Firstly, the league table clearly shows that it is already impossible for the Champions to retain their title this May and even Champions League qualification appears highly improbable. Even if Chelsea were to turn the tide and do as well in the remaining 26 fixtures of this season as they did last year in a title-winning campaign, they would still only finish on 66 points. Last season that tally would have placed them 4 points below a Champions League qualification place.
Dismissal at this point would serve no logical purpose, as even if a new manager arrives he will still almost certainly fail to qualify for the Champions League. The board should have acted earlier if their aim was to achieve some form of league success this season. The smarter choice in my view would be to write off this season and keep José. The Premier League campaign is doomed by this stage anyway, and here is an opportunity to instil some continuity in the club and begin another assault on the title next year with José at the helm.
This leads nicely onto my second point. The dire situation that Chelsea are currently experiencing is an opportunity for the board to truly show that they have changed and have a legitimate desire to instate some stability into the club. Between Mourinho’s departure in 2007 and his return in 2013, seven different managers had their chance in Stamford Bridge’s hot seat. Although there was significant success during these years, it is not a sustainable way of managing a football club.

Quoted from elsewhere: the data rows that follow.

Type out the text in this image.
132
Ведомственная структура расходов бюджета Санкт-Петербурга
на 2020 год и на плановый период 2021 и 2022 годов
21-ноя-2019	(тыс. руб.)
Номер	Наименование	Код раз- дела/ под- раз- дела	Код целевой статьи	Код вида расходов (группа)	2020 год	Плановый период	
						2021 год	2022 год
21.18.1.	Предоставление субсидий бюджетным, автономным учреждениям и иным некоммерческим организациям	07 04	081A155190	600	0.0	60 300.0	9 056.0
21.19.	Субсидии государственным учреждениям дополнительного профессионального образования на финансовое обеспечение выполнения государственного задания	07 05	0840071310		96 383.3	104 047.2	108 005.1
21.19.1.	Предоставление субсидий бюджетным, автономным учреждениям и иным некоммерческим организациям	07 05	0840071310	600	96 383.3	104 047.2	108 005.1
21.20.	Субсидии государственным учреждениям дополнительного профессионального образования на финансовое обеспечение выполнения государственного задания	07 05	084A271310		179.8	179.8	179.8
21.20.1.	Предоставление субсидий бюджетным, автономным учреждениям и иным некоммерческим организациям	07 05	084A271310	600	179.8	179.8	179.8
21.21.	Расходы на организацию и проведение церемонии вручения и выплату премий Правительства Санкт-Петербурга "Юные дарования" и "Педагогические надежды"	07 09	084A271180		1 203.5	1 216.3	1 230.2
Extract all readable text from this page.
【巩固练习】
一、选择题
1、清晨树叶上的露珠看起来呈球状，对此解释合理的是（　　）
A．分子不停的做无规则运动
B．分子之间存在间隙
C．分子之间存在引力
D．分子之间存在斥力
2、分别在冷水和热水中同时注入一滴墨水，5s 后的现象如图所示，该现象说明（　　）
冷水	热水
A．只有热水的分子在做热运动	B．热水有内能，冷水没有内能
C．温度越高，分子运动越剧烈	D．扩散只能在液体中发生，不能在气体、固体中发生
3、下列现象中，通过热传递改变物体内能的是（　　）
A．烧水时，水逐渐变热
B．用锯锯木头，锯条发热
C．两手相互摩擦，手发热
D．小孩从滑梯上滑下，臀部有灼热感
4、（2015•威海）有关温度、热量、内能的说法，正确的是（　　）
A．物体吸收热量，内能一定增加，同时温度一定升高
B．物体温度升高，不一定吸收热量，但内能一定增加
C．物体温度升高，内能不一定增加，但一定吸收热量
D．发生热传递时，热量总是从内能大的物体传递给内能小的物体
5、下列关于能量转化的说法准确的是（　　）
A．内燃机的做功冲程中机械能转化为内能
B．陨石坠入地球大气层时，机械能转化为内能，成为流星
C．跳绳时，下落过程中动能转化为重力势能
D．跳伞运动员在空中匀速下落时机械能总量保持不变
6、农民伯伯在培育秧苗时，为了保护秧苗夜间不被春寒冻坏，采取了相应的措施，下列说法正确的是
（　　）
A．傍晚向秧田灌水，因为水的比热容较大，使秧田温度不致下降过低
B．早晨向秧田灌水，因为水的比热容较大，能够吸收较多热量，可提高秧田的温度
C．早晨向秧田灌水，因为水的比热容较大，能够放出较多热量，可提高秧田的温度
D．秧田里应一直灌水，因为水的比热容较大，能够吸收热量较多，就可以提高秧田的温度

Since José’s return there has certainly been a hope among fans that this is the opportunity for a Ferguson-like regime at Chelsea. The board could learn a lot from taking a look at what happened up north. This current dip in form therefore gives the board the prospect of making this a reality. Things will most likely never be worse than they currently are and sticking with the Portuguese tactician should encourage confidence in José and the fans that the board really have changed their approach and are planning for a long-term future with Mourinho.

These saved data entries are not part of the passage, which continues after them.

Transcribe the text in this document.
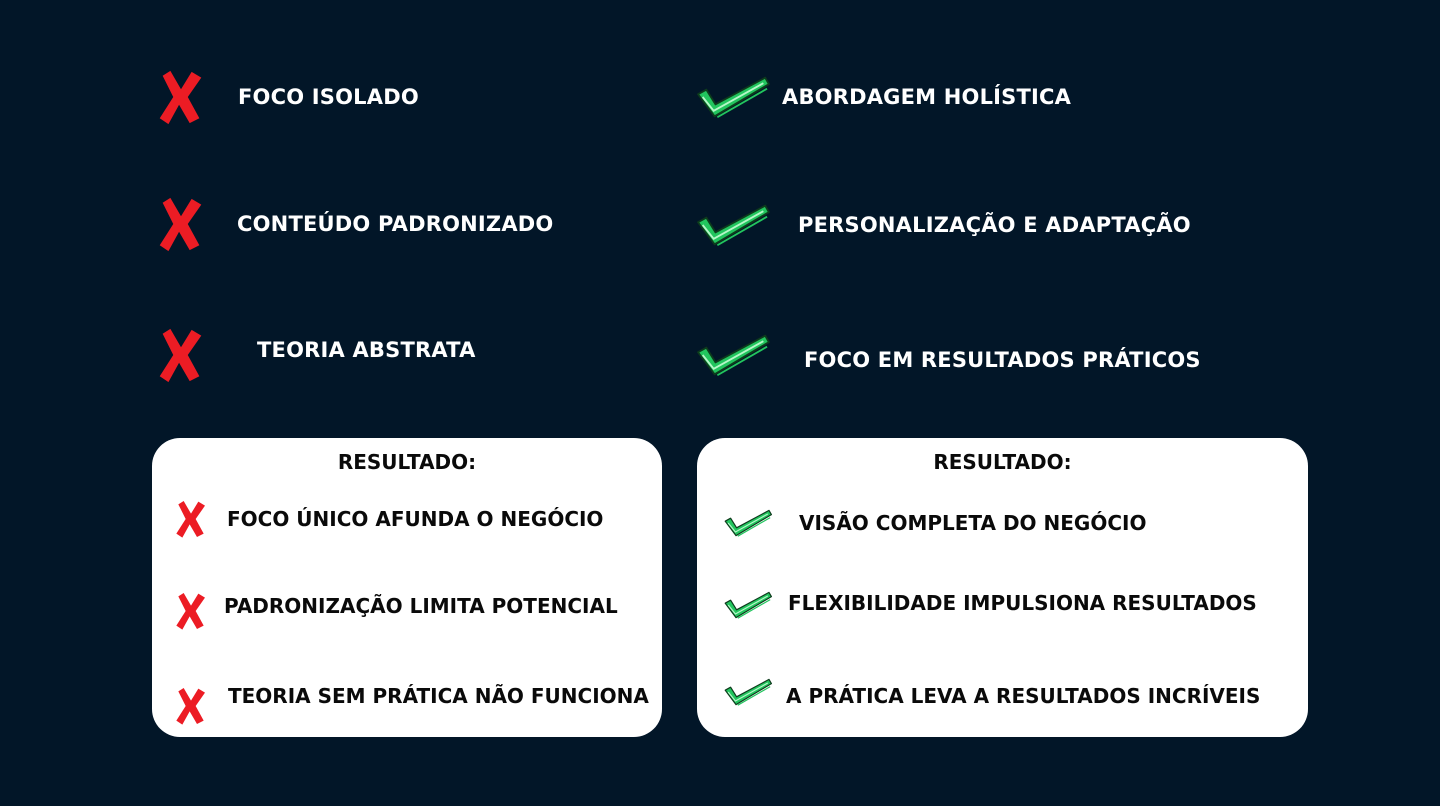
FOCO ISOLADO
CONTEÚDO PADRONIZADO
TEORIA ABSTRATA
ABORDAGEM HOLÍSTICA
PERSONALIZAÇÃO E ADAPTAÇÃO
FOCO EM RESULTADOS PRÁTICOS
RESULTADO:
FOCO ÚNICO AFUNDA O NEGÓCIO
PADRONIZAÇÃO LIMITA POTENCIAL
TEORIA SEM PRÁTICA NÃO FUNCIONA
RESULTADO:
VISÃO COMPLETA DO NEGÓCIO
FLEXIBILIDADE IMPULSIONA RESULTADOS
A PRÁTICA LEVA A RESULTADOS INCRÍVEIS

In addition, in the event that the board do resort to old habits and discharge Mourinho, who would they chose to replace him? The options available in the current environment are extremely limited. Firstly, from the inter-Mourinho years, Chelsea have almost exhausted the available opportunities when it comes to world-class managers. Hiddink, Ancelotti, Benítez, Villas Boas and Di Matteo have already had their chance in West London and been rejected by Abramovich. And if they look elsewhere, there are not any genuine contenders currently available. The bookies presently favour Pep Guardiola and Diego Simeone but both are under contract to huge clubs and would not be available until at least this summer. Alternatively, there have been reports linking Brendan Rodgers to Chelsea. It would seem unimaginable however, that Chelsea would remove a two-time winner of the Champions League for a man who only six years ago was sacked by Watford.
Another factor for the board to consider when deciding whether to stick or twist must be the fans who, thus far, have unanimously backed Mourinho. Chants of ‘Stand Up for the Special One’ have been sung more frequently and passionately than ever by the Chelsea faithful in recent games. Most notably during the away defeat to Stoke in the Capital One Cup where, despite losing on penalties, cries of ‘José Mourinho’ from the 5000 fans were the soundtrack as the players and staff exited down the tunnel. This must be taken into account, as the there is no way the board will want another situation of fan revolt as seen during Benitez’s turbulent spell as boss.
Alongside the fans, the players also seem to be in support of their manager. In spite of questionable reports in some sections of the media that a player would rather lose than win for Mourinho, all tangible evidence shows unilateral backing from the major first teamers. Diego Costa, Cesc Fàbregas, John Terry and Asmir Begović have come out publically and backed the manager. There is a reputation among the Chelsea playing staff for revolt against the manager but in fact the only remaining player from the old guard is John Terry, who has been arguably the most vociferous in support of Mourinho. Although his comments regarding a certain BT Sport pundit grabbed the headlines from the Dynamo Kiev pre-match press conference, his main message was the team’s wholehearted backing for Mourinho. It would therefore be ludicrous to sack a manager, revered by both the fans and players.
Finally, on closer inspection of the last few games, it appears that performances have vastly improved despite the disappointing results. Both away games to Stoke in the League and Cup were Chelsea-dominated affairs where the home side managed to score with virtually their only chance. Additionally, the performance and comeback against Dynamo Kiev was full of encouragement for any doubters within the board. It was not just a dominant performance but the team showed impressive fight in making a late comeback, another sign that Mourinho has not lost the players.
The loss at home to Liverpool was also not as disastrous as the result may indicate. Chelsea were dominating the game until, against the run of play, Coutinho scored a deflected winner – and the third by Benteke was simply a result of too many men forward in search of the equaliser. Plus, Chelsea have had their fair share of injustice when it comes to refereeing decisions in recent weeks. For example, a definite red card for Liverpool’s Lucas brushed aside as well as the mystifying decision last week, not to award a penalty for Butland’s impedance of Loïc Rémy. This sort of bad luck has been a feature throughout and especially in the last few games. Therefore, it is surely only a matter of time before the team start to accumulate the points that their performances deserve.
I rest my case. It would be both reckless and futile for the Chelsea board to relieve José Mourinho of his duties as manager of Chelsea Football Club.